« J’ai lu récemment dans Les Echos qu’une startup était vendue en moyenne au bout de dix ans. Nous sommes dans les stats. » Vincent Desnot sourit, il vient de vendre 100% de sa startup Tech on Mars fondée en 2013 avec Tanguy Deleplanque et Quentin Dérunes à Sophia Antipolis. L’heureux acquéreur est LumApps, une société lyonnaise.
Vincent Desnot va rester aux commandes du vaisseau Teach On Mars qui, d’ailleurs, emménage dans de nouveaux locaux à Sophia Antipolis, nommés Le Vaisseau. Coïncidence ? Teach on Mars, c’est quand même la belle histoire de la petite startup de la tech, qui avec une belle techno et une belle idée – celle de former les salariés des entreprises à distance, y compris depuis la planète Mars – est leader européen du mobile learning et a toujours connu une croissance à deux chiffres.
Planètes alignées
« Quand on a une boîte dans la tech, il faut avancer. Soit on lève des fonds, soit on fait de la croissance externe, soit on va vers la cotation en Bourse, soit on vend. Dans tous les cas, il faut avancer. Les actionnaires ou investisseurs attendent un retour sur investissement. » Vincent Desnot qui a déjà créé et vendu une précédente startup, sait de quoi il parle, et ce bébé, il le sait, il le lâchera plus facilement que le premier, certes, mais avec autant de fierté. Il explique « Cela fait bien deux ans que nous sommes approchés pour être rachetés. Cette année, le projet présenté par LumApps est sorti du lot. On connaissait l’entreprise; elle est française, on parle le même langage et nos activités sont complémentaires. Tous les collaborateurs de Teach on Mars restent en poste. D’ailleurs nous embauchons encore une quinzaine de profils, et puis, la boîte va pouvoir s’ouvrir aux États-Unis et c’est une belle perspective. »
Vers les States et au-delà
Teach on Mars, c’est donc une plateforme qui permet de former les salariés à distance. Du mobile learning, une techno sur laquelle ils sont leaders.
Vincent Desnot va rester aux commandes de Mars pendant encore deux ans, le temps de la transition. De lancer ses équipes sur la planète Big Apple, entre autres.

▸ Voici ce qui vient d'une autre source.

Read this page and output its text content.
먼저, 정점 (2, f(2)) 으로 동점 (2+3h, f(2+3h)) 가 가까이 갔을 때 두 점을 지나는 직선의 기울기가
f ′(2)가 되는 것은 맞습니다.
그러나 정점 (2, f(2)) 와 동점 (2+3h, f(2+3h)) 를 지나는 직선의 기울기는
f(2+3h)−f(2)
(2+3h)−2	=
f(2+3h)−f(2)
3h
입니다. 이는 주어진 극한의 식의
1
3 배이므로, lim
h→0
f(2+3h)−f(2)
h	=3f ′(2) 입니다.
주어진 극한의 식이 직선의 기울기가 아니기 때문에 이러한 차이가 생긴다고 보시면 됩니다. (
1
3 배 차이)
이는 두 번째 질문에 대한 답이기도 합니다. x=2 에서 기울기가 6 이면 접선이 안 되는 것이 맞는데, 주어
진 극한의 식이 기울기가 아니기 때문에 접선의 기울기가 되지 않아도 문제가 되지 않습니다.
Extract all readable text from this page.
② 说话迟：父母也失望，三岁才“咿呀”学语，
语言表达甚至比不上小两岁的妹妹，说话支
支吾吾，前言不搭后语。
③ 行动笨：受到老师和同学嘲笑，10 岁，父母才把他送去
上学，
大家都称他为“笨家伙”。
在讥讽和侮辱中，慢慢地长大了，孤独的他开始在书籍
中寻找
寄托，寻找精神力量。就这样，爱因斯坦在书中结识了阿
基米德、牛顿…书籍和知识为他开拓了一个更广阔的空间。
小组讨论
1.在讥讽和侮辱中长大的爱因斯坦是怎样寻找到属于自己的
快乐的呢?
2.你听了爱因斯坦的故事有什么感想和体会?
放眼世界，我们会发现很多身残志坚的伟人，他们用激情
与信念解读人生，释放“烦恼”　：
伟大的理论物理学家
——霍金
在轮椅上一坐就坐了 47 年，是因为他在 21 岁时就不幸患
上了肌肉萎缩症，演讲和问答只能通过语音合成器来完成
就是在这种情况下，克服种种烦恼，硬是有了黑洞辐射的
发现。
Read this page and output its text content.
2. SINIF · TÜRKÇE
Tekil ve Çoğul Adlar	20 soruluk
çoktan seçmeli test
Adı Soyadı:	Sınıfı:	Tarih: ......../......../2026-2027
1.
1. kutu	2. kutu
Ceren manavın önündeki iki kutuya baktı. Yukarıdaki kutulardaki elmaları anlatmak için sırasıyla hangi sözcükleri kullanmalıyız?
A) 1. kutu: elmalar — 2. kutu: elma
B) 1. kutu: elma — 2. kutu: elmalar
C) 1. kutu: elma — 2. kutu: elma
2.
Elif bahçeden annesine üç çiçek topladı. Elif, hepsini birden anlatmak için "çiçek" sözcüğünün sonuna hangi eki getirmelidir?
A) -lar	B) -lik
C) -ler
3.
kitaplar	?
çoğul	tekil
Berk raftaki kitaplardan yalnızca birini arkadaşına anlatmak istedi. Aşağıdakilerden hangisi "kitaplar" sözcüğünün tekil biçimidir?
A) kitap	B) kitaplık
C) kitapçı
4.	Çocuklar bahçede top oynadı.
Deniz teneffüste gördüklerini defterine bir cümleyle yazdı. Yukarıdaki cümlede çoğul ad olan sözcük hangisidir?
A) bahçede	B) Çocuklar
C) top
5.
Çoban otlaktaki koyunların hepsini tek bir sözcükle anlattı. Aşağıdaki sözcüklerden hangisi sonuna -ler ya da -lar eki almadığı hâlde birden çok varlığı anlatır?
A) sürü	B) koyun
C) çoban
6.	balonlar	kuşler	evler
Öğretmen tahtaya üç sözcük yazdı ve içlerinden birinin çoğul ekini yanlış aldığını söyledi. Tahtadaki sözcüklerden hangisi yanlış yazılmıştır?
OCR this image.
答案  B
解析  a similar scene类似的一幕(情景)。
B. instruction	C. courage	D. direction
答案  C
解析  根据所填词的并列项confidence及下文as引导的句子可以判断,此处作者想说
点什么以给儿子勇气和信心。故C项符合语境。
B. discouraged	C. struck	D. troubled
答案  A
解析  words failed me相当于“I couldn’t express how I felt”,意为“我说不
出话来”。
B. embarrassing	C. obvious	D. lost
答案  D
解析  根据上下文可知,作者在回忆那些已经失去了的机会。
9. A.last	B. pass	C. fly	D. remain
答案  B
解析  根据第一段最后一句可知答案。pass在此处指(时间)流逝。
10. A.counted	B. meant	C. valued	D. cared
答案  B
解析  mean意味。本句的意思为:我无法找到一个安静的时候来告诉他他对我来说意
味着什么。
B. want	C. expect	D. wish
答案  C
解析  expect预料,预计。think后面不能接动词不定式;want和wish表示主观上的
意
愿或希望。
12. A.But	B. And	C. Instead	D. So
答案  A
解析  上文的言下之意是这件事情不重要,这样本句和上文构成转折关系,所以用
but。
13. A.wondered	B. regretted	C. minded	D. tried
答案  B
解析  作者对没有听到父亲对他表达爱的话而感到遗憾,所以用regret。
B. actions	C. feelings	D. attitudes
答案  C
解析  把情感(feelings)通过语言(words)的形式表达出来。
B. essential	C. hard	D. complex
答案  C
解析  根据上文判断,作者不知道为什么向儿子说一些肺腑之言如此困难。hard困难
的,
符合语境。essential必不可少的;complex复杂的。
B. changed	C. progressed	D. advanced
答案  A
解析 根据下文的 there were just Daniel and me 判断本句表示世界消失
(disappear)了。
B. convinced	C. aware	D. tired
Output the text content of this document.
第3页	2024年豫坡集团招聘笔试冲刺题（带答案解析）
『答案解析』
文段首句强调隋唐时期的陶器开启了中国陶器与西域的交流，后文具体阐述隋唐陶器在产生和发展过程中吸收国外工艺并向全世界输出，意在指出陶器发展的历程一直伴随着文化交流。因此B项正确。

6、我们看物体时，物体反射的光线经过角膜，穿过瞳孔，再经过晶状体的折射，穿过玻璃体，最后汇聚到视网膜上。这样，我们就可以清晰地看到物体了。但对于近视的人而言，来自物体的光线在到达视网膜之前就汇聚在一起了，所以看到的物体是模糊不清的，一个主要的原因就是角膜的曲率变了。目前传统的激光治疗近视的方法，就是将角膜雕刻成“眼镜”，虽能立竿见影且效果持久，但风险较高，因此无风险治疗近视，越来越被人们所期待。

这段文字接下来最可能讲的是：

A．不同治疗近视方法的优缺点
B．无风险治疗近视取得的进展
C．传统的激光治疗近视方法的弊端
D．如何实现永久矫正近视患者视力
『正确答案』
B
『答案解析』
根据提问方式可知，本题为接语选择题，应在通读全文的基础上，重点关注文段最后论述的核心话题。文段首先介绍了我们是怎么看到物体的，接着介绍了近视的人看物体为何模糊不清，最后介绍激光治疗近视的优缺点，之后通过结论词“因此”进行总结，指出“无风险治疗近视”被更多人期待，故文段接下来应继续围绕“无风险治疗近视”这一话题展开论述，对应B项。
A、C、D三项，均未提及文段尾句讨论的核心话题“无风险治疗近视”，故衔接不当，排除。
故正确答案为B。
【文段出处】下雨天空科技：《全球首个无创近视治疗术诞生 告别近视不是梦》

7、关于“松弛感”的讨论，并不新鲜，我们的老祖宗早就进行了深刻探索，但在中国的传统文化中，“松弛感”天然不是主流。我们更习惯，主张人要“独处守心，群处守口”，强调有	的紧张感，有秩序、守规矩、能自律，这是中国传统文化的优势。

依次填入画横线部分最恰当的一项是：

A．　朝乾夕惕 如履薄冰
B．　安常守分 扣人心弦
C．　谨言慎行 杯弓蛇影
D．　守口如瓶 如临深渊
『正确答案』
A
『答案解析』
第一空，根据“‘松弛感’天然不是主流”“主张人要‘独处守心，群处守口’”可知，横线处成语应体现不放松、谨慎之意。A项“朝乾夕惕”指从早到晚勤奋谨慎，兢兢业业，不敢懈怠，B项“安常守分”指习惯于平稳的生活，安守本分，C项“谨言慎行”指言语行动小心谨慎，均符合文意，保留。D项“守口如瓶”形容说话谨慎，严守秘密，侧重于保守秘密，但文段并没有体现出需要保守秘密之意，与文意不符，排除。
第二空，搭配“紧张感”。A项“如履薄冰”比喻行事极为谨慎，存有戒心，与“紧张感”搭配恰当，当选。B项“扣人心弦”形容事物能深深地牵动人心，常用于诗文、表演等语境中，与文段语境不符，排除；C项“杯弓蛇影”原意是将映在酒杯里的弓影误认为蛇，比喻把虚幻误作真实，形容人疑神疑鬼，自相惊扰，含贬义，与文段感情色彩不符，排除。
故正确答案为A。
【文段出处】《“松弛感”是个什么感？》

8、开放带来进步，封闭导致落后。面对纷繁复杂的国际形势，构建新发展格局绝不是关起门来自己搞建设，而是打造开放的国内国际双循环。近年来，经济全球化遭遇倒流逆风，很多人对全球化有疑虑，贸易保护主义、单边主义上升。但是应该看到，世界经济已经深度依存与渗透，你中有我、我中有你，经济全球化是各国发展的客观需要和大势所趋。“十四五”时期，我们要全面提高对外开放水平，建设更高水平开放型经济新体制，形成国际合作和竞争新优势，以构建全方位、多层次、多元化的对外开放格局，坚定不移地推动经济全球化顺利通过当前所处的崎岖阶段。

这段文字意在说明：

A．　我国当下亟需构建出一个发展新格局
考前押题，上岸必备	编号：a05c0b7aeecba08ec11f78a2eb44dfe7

LumApps, elle, a développé une solution intranet qui révolutionne l’engagement et la productivité des collaborateurs au travail. Elle est donc ravie d’ajouter « la brique Teach on Mars à notre plateforme qui devient le seul intranet intégré à toutes les applications métiers, adapté aux grandes entreprises », a déclaré Sébastien Ricard, CEO de LumApps.
La Lyonnaise qui a déjà levé 100 millions depuis sa création en…, compte 350 employés et 5 millions d’utilisateurs de sa solution. Elle génère plus de 40% de son chiffre d’affaires aux États-Unis, un marché que n’adressait pas Teach on Mars.
Ça tombe bien. « Nous apportons quelque 200 clients auxquels nous avons annoncé la nouvelle. Bien accueillie, car elle a du sens. Dès janvier, nous déployons Teach on Mars outre-Atlantique. C’est assez grisant et cela permet d’offrir des perspectives d’évolution aux collaborateurs qui peuvent se positionner sur des postes à Austin ou New York par exemple. » Les Martiens ont pris leur envol.
Repères
> 2013
Création de Teach on Mars à Sophia Antipolis.
> 2017
La startup lève 2,2 millions d’euros pour accélérer.
> 2018
Teach on Mars débarque à Londres.
> 2019
La startup lève 7 millions d’euros. La société compte une vingtaine d’actionnaires privés et 2 fonds et est présente à Paris, Milan, Bruxelles et Casablanca.